Il regno dei malfattori non si limita alle campagne. Senza parlare delle continue ed intime relazioni che hanno con Palermo molti fra i facinorosi delle provincie, non sono pochi quelli che abitano nei paesi, esercitano la loro industria e dentro l’abitato, e fuori. Sono in continua relazione coi briganti e i malandrini che scorazzano all’aperto, dànno loro aiuto coll’opera e colle informazioni, e ne ricevono a vicenda. Gli uni e gli altri approfittano delle informazioni e degli aiuti di quei benestanti, che nei paesi sono complici dei malfattori e soci nei loro guadagni. I malfattori della campagna trovano sicuro ricovero ed ospitalità così nei paesi dell’interno come in mezzo alla folla ed alla confusione di Palermo, ed il fatto non è nuovo di briganti, che abbiano abitato per mesi una casa in mezzo a un grosso borgo, senza che l’autorità ne sapesse nulla. In ogni paese trovano notizie sui movimenti dei proprietari contro i quali meditano un ricatto, trovano incettatori di cose e di persone.
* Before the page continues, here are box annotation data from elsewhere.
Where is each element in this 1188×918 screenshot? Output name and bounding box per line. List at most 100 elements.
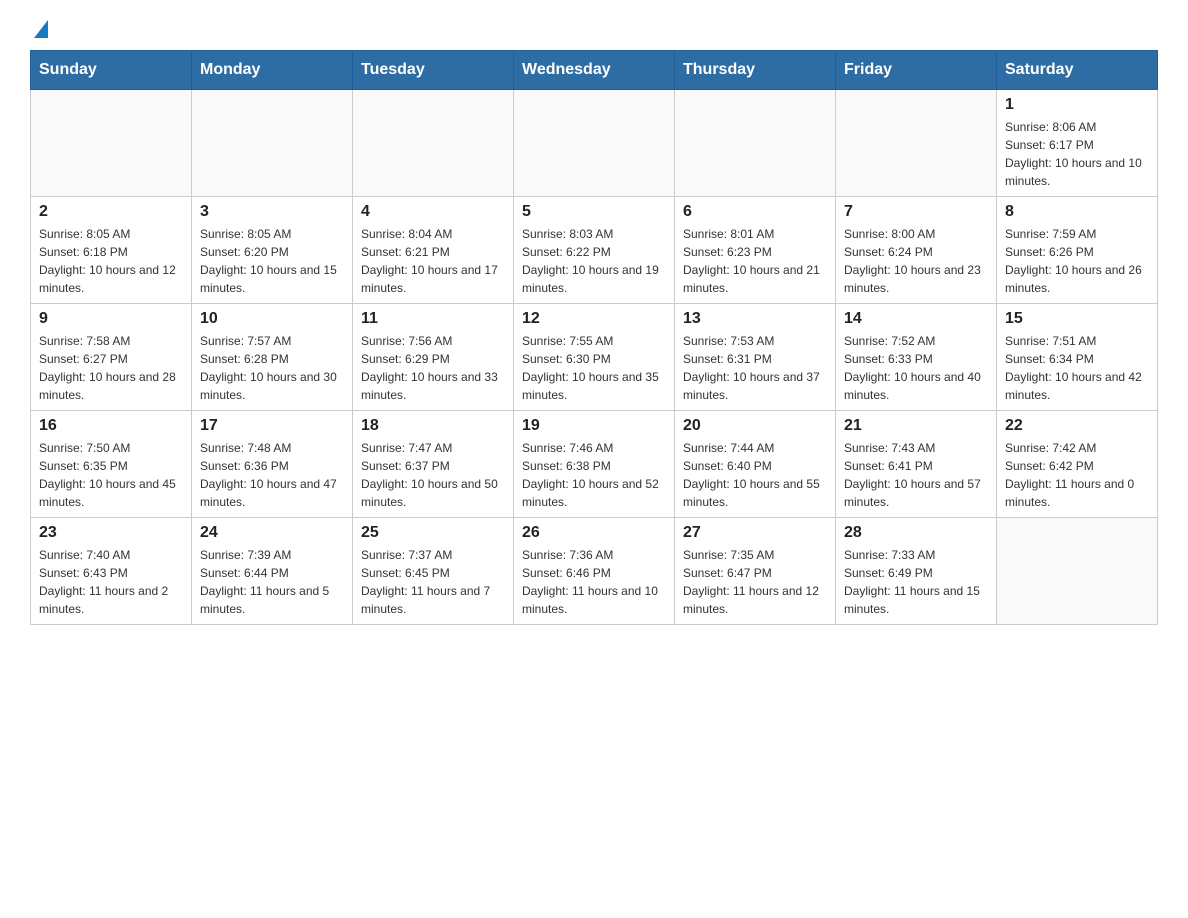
- calendar-cell: 5 Sunrise: 8:03 AMSunset: 6:22 PMDaylight…: [514, 197, 675, 304]
- calendar-header-row: SundayMondayTuesdayWednesdayThursdayFrid…: [31, 51, 1158, 90]
- day-info: Sunrise: 7:44 AMSunset: 6:40 PMDaylight:…: [683, 439, 827, 511]
- header-monday: Monday: [192, 51, 353, 90]
- day-number: 19: [522, 417, 666, 435]
- calendar-cell: [997, 518, 1158, 625]
- header-thursday: Thursday: [675, 51, 836, 90]
- day-info: Sunrise: 8:03 AMSunset: 6:22 PMDaylight:…: [522, 225, 666, 297]
- calendar-cell: 19 Sunrise: 7:46 AMSunset: 6:38 PMDayligh…: [514, 411, 675, 518]
- calendar-cell: 28Sunrise: 7:33 AMSunset: 6:49 PMDayligh…: [836, 518, 997, 625]
- calendar-cell: 12 Sunrise: 7:55 AMSunset: 6:30 PMDayligh…: [514, 304, 675, 411]
- day-info: Sunrise: 7:51 AMSunset: 6:34 PMDaylight:…: [1005, 332, 1149, 404]
- day-number: 23: [39, 524, 183, 542]
- calendar-cell: [675, 90, 836, 197]
- day-info: Sunrise: 7:48 AMSunset: 6:36 PMDaylight:…: [200, 439, 344, 511]
- calendar-cell: [514, 90, 675, 197]
- day-number: 5: [522, 203, 666, 221]
- day-info: Sunrise: 8:06 AMSunset: 6:17 PMDaylight:…: [1005, 118, 1149, 190]
- day-info: Sunrise: 7:47 AMSunset: 6:37 PMDaylight:…: [361, 439, 505, 511]
- day-number: 15: [1005, 310, 1149, 328]
- day-number: 10: [200, 310, 344, 328]
- calendar-cell: 27 Sunrise: 7:35 AMSunset: 6:47 PMDayligh…: [675, 518, 836, 625]
- calendar-cell: 16Sunrise: 7:50 AMSunset: 6:35 PMDayligh…: [31, 411, 192, 518]
- calendar-cell: 14 Sunrise: 7:52 AMSunset: 6:33 PMDayligh…: [836, 304, 997, 411]
- calendar-cell: 6 Sunrise: 8:01 AMSunset: 6:23 PMDaylight…: [675, 197, 836, 304]
- day-number: 3: [200, 203, 344, 221]
- calendar-cell: 1 Sunrise: 8:06 AMSunset: 6:17 PMDaylight…: [997, 90, 1158, 197]
- day-number: 22: [1005, 417, 1149, 435]
- day-info: Sunrise: 7:43 AMSunset: 6:41 PMDaylight:…: [844, 439, 988, 511]
- calendar-week-2: 2 Sunrise: 8:05 AMSunset: 6:18 PMDaylight…: [31, 197, 1158, 304]
- day-info: Sunrise: 8:05 AMSunset: 6:18 PMDaylight:…: [39, 225, 183, 297]
- logo-triangle-icon: [34, 20, 48, 38]
- header-friday: Friday: [836, 51, 997, 90]
- calendar-cell: 7Sunrise: 8:00 AMSunset: 6:24 PMDaylight…: [836, 197, 997, 304]
- calendar-cell: [836, 90, 997, 197]
- day-info: Sunrise: 7:39 AMSunset: 6:44 PMDaylight:…: [200, 546, 344, 618]
- calendar-cell: 26 Sunrise: 7:36 AMSunset: 6:46 PMDayligh…: [514, 518, 675, 625]
- day-info: Sunrise: 7:56 AMSunset: 6:29 PMDaylight:…: [361, 332, 505, 404]
- logo: [30, 20, 48, 40]
- day-number: 11: [361, 310, 505, 328]
- calendar-cell: 22 Sunrise: 7:42 AMSunset: 6:42 PMDayligh…: [997, 411, 1158, 518]
- calendar-cell: 15 Sunrise: 7:51 AMSunset: 6:34 PMDayligh…: [997, 304, 1158, 411]
- calendar-cell: 13 Sunrise: 7:53 AMSunset: 6:31 PMDayligh…: [675, 304, 836, 411]
- header-sunday: Sunday: [31, 51, 192, 90]
- calendar-cell: 4 Sunrise: 8:04 AMSunset: 6:21 PMDaylight…: [353, 197, 514, 304]
- calendar-week-5: 23 Sunrise: 7:40 AMSunset: 6:43 PMDayligh…: [31, 518, 1158, 625]
- day-info: Sunrise: 7:36 AMSunset: 6:46 PMDaylight:…: [522, 546, 666, 618]
- calendar-cell: 25 Sunrise: 7:37 AMSunset: 6:45 PMDayligh…: [353, 518, 514, 625]
- calendar-week-3: 9 Sunrise: 7:58 AMSunset: 6:27 PMDaylight…: [31, 304, 1158, 411]
- calendar-cell: 20 Sunrise: 7:44 AMSunset: 6:40 PMDayligh…: [675, 411, 836, 518]
- day-info: Sunrise: 7:37 AMSunset: 6:45 PMDaylight:…: [361, 546, 505, 618]
- day-info: Sunrise: 8:05 AMSunset: 6:20 PMDaylight:…: [200, 225, 344, 297]
- header-saturday: Saturday: [997, 51, 1158, 90]
- day-info: Sunrise: 7:35 AMSunset: 6:47 PMDaylight:…: [683, 546, 827, 618]
- day-number: 13: [683, 310, 827, 328]
- day-info: Sunrise: 7:40 AMSunset: 6:43 PMDaylight:…: [39, 546, 183, 618]
- day-info: Sunrise: 7:33 AMSunset: 6:49 PMDaylight:…: [844, 546, 988, 618]
- day-info: Sunrise: 7:53 AMSunset: 6:31 PMDaylight:…: [683, 332, 827, 404]
- page-header: [30, 20, 1158, 40]
- day-info: Sunrise: 8:00 AMSunset: 6:24 PMDaylight:…: [844, 225, 988, 297]
- day-number: 12: [522, 310, 666, 328]
- calendar-cell: 11 Sunrise: 7:56 AMSunset: 6:29 PMDayligh…: [353, 304, 514, 411]
- day-info: Sunrise: 7:58 AMSunset: 6:27 PMDaylight:…: [39, 332, 183, 404]
- day-info: Sunrise: 7:52 AMSunset: 6:33 PMDaylight:…: [844, 332, 988, 404]
- calendar-cell: 3 Sunrise: 8:05 AMSunset: 6:20 PMDaylight…: [192, 197, 353, 304]
- day-number: 2: [39, 203, 183, 221]
- day-number: 16: [39, 417, 183, 435]
- day-number: 24: [200, 524, 344, 542]
- day-number: 4: [361, 203, 505, 221]
- calendar-cell: [31, 90, 192, 197]
- calendar-table: SundayMondayTuesdayWednesdayThursdayFrid…: [30, 50, 1158, 625]
- day-number: 17: [200, 417, 344, 435]
- calendar-cell: 24 Sunrise: 7:39 AMSunset: 6:44 PMDayligh…: [192, 518, 353, 625]
- calendar-cell: 8 Sunrise: 7:59 AMSunset: 6:26 PMDaylight…: [997, 197, 1158, 304]
- calendar-cell: 2 Sunrise: 8:05 AMSunset: 6:18 PMDaylight…: [31, 197, 192, 304]
- day-info: Sunrise: 7:42 AMSunset: 6:42 PMDaylight:…: [1005, 439, 1149, 511]
- day-number: 6: [683, 203, 827, 221]
- day-number: 1: [1005, 96, 1149, 114]
- day-info: Sunrise: 8:04 AMSunset: 6:21 PMDaylight:…: [361, 225, 505, 297]
- day-info: Sunrise: 8:01 AMSunset: 6:23 PMDaylight:…: [683, 225, 827, 297]
- calendar-cell: [192, 90, 353, 197]
- header-wednesday: Wednesday: [514, 51, 675, 90]
- calendar-cell: 10 Sunrise: 7:57 AMSunset: 6:28 PMDayligh…: [192, 304, 353, 411]
- day-info: Sunrise: 7:59 AMSunset: 6:26 PMDaylight:…: [1005, 225, 1149, 297]
- day-number: 27: [683, 524, 827, 542]
- day-number: 26: [522, 524, 666, 542]
- day-number: 25: [361, 524, 505, 542]
- calendar-cell: [353, 90, 514, 197]
- header-tuesday: Tuesday: [353, 51, 514, 90]
- day-info: Sunrise: 7:57 AMSunset: 6:28 PMDaylight:…: [200, 332, 344, 404]
- calendar-cell: 9 Sunrise: 7:58 AMSunset: 6:27 PMDaylight…: [31, 304, 192, 411]
- day-number: 9: [39, 310, 183, 328]
- calendar-week-1: 1 Sunrise: 8:06 AMSunset: 6:17 PMDaylight…: [31, 90, 1158, 197]
- calendar-week-4: 16Sunrise: 7:50 AMSunset: 6:35 PMDayligh…: [31, 411, 1158, 518]
- day-number: 18: [361, 417, 505, 435]
- day-number: 8: [1005, 203, 1149, 221]
- day-number: 14: [844, 310, 988, 328]
- day-info: Sunrise: 7:55 AMSunset: 6:30 PMDaylight:…: [522, 332, 666, 404]
- day-info: Sunrise: 7:46 AMSunset: 6:38 PMDaylight:…: [522, 439, 666, 511]
- day-number: 20: [683, 417, 827, 435]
Una persona sequestrata fu una volta ritrovata in una casa nel centro di un capoluogo di circondario. Ognuno in Sicilia si rammenta ancora come nel 1865 un’accozzaglia di briganti di mestiere e d’occasione di vari paesi, capitanata dal brigante Pugliese, eccitata, informata e guidata da un benestante del paese stesso, entrò di notte sparando fucilate in San Giovanni di Cammarata, contornò una casa, ne forzò l’ingresso, la saccheggiò, ne torturò il vecchio padrone per ottener rivelazione dei denari che potesse tener nascosti, e se ne andò dopo tre ore senza essere seriamente molestata18.

 

 




18 Vedi: Resoconto del processo di Angelo Pugliese, per l’avvocato Antonino Ajello. Atto di accusa del sostituto procuratore generale Vincenzo Noce, pag. 14 e seg. Palermo, 1868.